经过思考发现,有一种"等差数列差"的方法可以很轻松的将其实现,
具体思路:对每个用户关于购买日期进行一个排序,然后将购买日期和这个排序进行相减,需求中要的是连续3天,那么我们进行相减后,根据用户分组和相减后的日期进行分组,求出相同日期 >=3的,即可得到连续3天这个要求,最终我们还需要再进行一个去重,根据用户去重,因为会出现一个用户在14天内出现好几次连续3天,那么最终结果将会产生重复,比如说一个用户在7,8,9号三天连续,同时在15,16,17号三天也连续了,那么这个用户最终将会被统计两次,这明显不是我们需要的结果。具体实现见下
1.1)给每个用户的下单日期进行一个排序(分组排序要开窗)
select id,
order_date,
rank() over (partition by id order by order_date) rn
from orders
where order_date > date_sub('2020-03-20', 14)

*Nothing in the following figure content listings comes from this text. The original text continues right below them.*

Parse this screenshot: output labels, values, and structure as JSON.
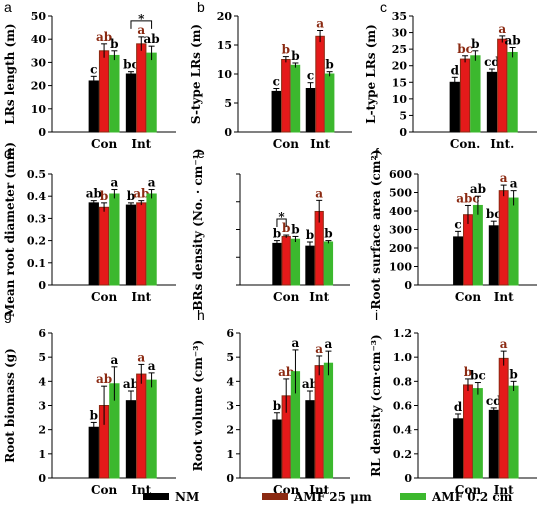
{
  "legend": [
    {
      "name": "NM",
      "color": "#000000"
    },
    {
      "name": "AMF 25 μm",
      "color": "#8b2a12"
    },
    {
      "name": "AMF 0.2 cm",
      "color": "#3cb82e"
    }
  ],
  "colors": {
    "series": [
      "#000000",
      "#8b2a12",
      "#3cb82e"
    ],
    "red_bar_fill": "#e41a1a",
    "text": "#000000"
  },
  "chart_data": [
    {
      "type": "bar",
      "panel": "a",
      "ylabel": "LRs length (m)",
      "categories": [
        "Con",
        "Int"
      ],
      "ylim": [
        0,
        50
      ],
      "yticks": [
        "0",
        "10",
        "20",
        "30",
        "40",
        "50"
      ],
      "series": [
        {
          "name": "NM",
          "values": [
            22,
            25
          ],
          "errors": [
            2,
            1
          ],
          "labels": [
            "c",
            "bc"
          ]
        },
        {
          "name": "AMF 25 μm",
          "values": [
            35,
            38
          ],
          "errors": [
            3,
            3
          ],
          "labels": [
            "ab",
            "a"
          ]
        },
        {
          "name": "AMF 0.2 cm",
          "values": [
            33,
            34
          ],
          "errors": [
            2,
            3
          ],
          "labels": [
            "b",
            "ab"
          ]
        }
      ],
      "annotations": [
        {
          "text": "*",
          "group": 1,
          "from": 0,
          "to": 2
        }
      ]
    },
    {
      "type": "bar",
      "panel": "b",
      "ylabel": "S-type LRs (m)",
      "categories": [
        "Con",
        "Int"
      ],
      "ylim": [
        0,
        20
      ],
      "yticks": [
        "0",
        "5",
        "10",
        "15",
        "20"
      ],
      "series": [
        {
          "name": "NM",
          "values": [
            7,
            7.5
          ],
          "errors": [
            0.5,
            1
          ],
          "labels": [
            "c",
            "c"
          ]
        },
        {
          "name": "AMF 25 μm",
          "values": [
            12.5,
            16.5
          ],
          "errors": [
            0.5,
            1
          ],
          "labels": [
            "b",
            "a"
          ]
        },
        {
          "name": "AMF 0.2 cm",
          "values": [
            11.5,
            10
          ],
          "errors": [
            0.4,
            0.4
          ],
          "labels": [
            "b",
            "b"
          ]
        }
      ],
      "annotations": []
    },
    {
      "type": "bar",
      "panel": "c",
      "ylabel": "L-type LRs (m)",
      "categories": [
        "Con.",
        "Int."
      ],
      "ylim": [
        0,
        35
      ],
      "yticks": [
        "0",
        "5",
        "10",
        "15",
        "20",
        "25",
        "30",
        "35"
      ],
      "series": [
        {
          "name": "NM",
          "values": [
            15,
            18
          ],
          "errors": [
            1.5,
            1
          ],
          "labels": [
            "d",
            "cd"
          ]
        },
        {
          "name": "AMF 25 μm",
          "values": [
            22,
            28
          ],
          "errors": [
            1,
            1
          ],
          "labels": [
            "bc",
            "a"
          ]
        },
        {
          "name": "AMF 0.2 cm",
          "values": [
            23,
            24
          ],
          "errors": [
            1.5,
            1.5
          ],
          "labels": [
            "b",
            "ab"
          ]
        }
      ],
      "annotations": []
    },
    {
      "type": "bar",
      "panel": "d",
      "ylabel": "Mean root diameter (mm)",
      "categories": [
        "Con",
        "Int"
      ],
      "ylim": [
        0,
        0.5
      ],
      "yticks": [
        "0",
        "0.1",
        "0.2",
        "0.3",
        "0.4",
        "0.5"
      ],
      "series": [
        {
          "name": "NM",
          "values": [
            0.37,
            0.36
          ],
          "errors": [
            0.01,
            0.01
          ],
          "labels": [
            "ab",
            "b"
          ]
        },
        {
          "name": "AMF 25 μm",
          "values": [
            0.35,
            0.37
          ],
          "errors": [
            0.02,
            0.01
          ],
          "labels": [
            "b",
            "ab"
          ]
        },
        {
          "name": "AMF 0.2 cm",
          "values": [
            0.41,
            0.41
          ],
          "errors": [
            0.02,
            0.02
          ],
          "labels": [
            "a",
            "a"
          ]
        }
      ],
      "annotations": []
    },
    {
      "type": "bar",
      "panel": "e",
      "ylabel": "BRs density (No. · cm⁻¹)",
      "categories": [
        "Con",
        "Int"
      ],
      "ylim": [
        0,
        8
      ],
      "yticks": [],
      "series": [
        {
          "name": "NM",
          "values": [
            3,
            2.8
          ],
          "errors": [
            0.2,
            0.3
          ],
          "labels": [
            "b",
            "b"
          ]
        },
        {
          "name": "AMF 25 μm",
          "values": [
            3.5,
            5.3
          ],
          "errors": [
            0.1,
            0.8
          ],
          "labels": [
            "b",
            "a"
          ]
        },
        {
          "name": "AMF 0.2 cm",
          "values": [
            3.3,
            3.1
          ],
          "errors": [
            0.2,
            0.1
          ],
          "labels": [
            "b",
            "b"
          ]
        }
      ],
      "annotations": [
        {
          "text": "*",
          "group": 0,
          "from": 0,
          "to": 1
        }
      ]
    },
    {
      "type": "bar",
      "panel": "f",
      "ylabel": "Root surface area (cm²)",
      "categories": [
        "Con",
        "Int"
      ],
      "ylim": [
        0,
        600
      ],
      "yticks": [
        "0",
        "100",
        "200",
        "300",
        "400",
        "500",
        "600"
      ],
      "series": [
        {
          "name": "NM",
          "values": [
            260,
            320
          ],
          "errors": [
            30,
            25
          ],
          "labels": [
            "c",
            "bc"
          ]
        },
        {
          "name": "AMF 25 μm",
          "values": [
            380,
            510
          ],
          "errors": [
            50,
            30
          ],
          "labels": [
            "abc",
            "a"
          ]
        },
        {
          "name": "AMF 0.2 cm",
          "values": [
            430,
            470
          ],
          "errors": [
            50,
            40
          ],
          "labels": [
            "ab",
            "a"
          ]
        }
      ],
      "annotations": []
    },
    {
      "type": "bar",
      "panel": "g",
      "ylabel": "Root biomass (g)",
      "categories": [
        "Con",
        "Int"
      ],
      "ylim": [
        0,
        6
      ],
      "yticks": [
        "0",
        "1",
        "2",
        "3",
        "4",
        "5",
        "6"
      ],
      "series": [
        {
          "name": "NM",
          "values": [
            2.1,
            3.2
          ],
          "errors": [
            0.2,
            0.4
          ],
          "labels": [
            "b",
            "ab"
          ]
        },
        {
          "name": "AMF 25 μm",
          "values": [
            3.0,
            4.3
          ],
          "errors": [
            0.8,
            0.4
          ],
          "labels": [
            "ab",
            "a"
          ]
        },
        {
          "name": "AMF 0.2 cm",
          "values": [
            3.9,
            4.05
          ],
          "errors": [
            0.7,
            0.3
          ],
          "labels": [
            "a",
            "a"
          ]
        }
      ],
      "annotations": []
    },
    {
      "type": "bar",
      "panel": "h",
      "ylabel": "Root volume (cm⁻³)",
      "categories": [
        "Con",
        "Int"
      ],
      "ylim": [
        0,
        6
      ],
      "yticks": [
        "0",
        "1",
        "2",
        "3",
        "4",
        "5",
        "6"
      ],
      "series": [
        {
          "name": "NM",
          "values": [
            2.4,
            3.2
          ],
          "errors": [
            0.3,
            0.4
          ],
          "labels": [
            "b",
            "ab"
          ]
        },
        {
          "name": "AMF 25 μm",
          "values": [
            3.4,
            4.65
          ],
          "errors": [
            0.7,
            0.4
          ],
          "labels": [
            "ab",
            "a"
          ]
        },
        {
          "name": "AMF 0.2 cm",
          "values": [
            4.4,
            4.75
          ],
          "errors": [
            0.9,
            0.5
          ],
          "labels": [
            "a",
            "a"
          ]
        }
      ],
      "annotations": []
    },
    {
      "type": "bar",
      "panel": "i",
      "ylabel": "RL density (cm·cm⁻³)",
      "categories": [
        "Con",
        "Int"
      ],
      "ylim": [
        0,
        1.2
      ],
      "yticks": [
        "0",
        "0.2",
        "0.4",
        "0.6",
        "0.8",
        "1.0",
        "1.2"
      ],
      "series": [
        {
          "name": "NM",
          "values": [
            0.49,
            0.56
          ],
          "errors": [
            0.04,
            0.02
          ],
          "labels": [
            "d",
            "cd"
          ]
        },
        {
          "name": "AMF 25 μm",
          "values": [
            0.77,
            0.99
          ],
          "errors": [
            0.05,
            0.06
          ],
          "labels": [
            "b",
            "a"
          ]
        },
        {
          "name": "AMF 0.2 cm",
          "values": [
            0.74,
            0.76
          ],
          "errors": [
            0.05,
            0.04
          ],
          "labels": [
            "bc",
            "b"
          ]
        }
      ],
      "annotations": []
    }
  ]
}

and order_date <= '2020-03-20'
得到下面
1.2)将每个用户的购买日期和日期排序进行一个相减
select id,
date_sub(order_date, rn) diff
from (
select id,
order_date,
rank() over (partition by id order by order_date) rn
from orders
where order_date > date_sub('2020-03-20', 14)
and order_date <= '2020-03-20'
) t1
得到下面
1.3)此时按照用户id和diff进行分组求出相同用户和diff下>=3的数据
select id,
diff,
count(*) days
from (
select id,
date_sub(order_date, rn) diff
from (
select id,
order_date,
rank() over (partition by id order by order_date) rn
from orders
where order_date > date_sub('2020-03-20', 14)
and order_date <= '2020-03-20'
) t1
) t2
group by id, diff
having count(*) >= 3
得出下面结果
1.4)最后再根据用户进行去重实现最终需求
select id,
max(days)
from (
select id,
diff,
count(*) days
from (
select id,
date_sub(order_date, rn) diff
from (
select id,
order_date,
rank() over (partition by id order by order_date) rn
from orders
where order_date > date_sub('2020-03-20', 14)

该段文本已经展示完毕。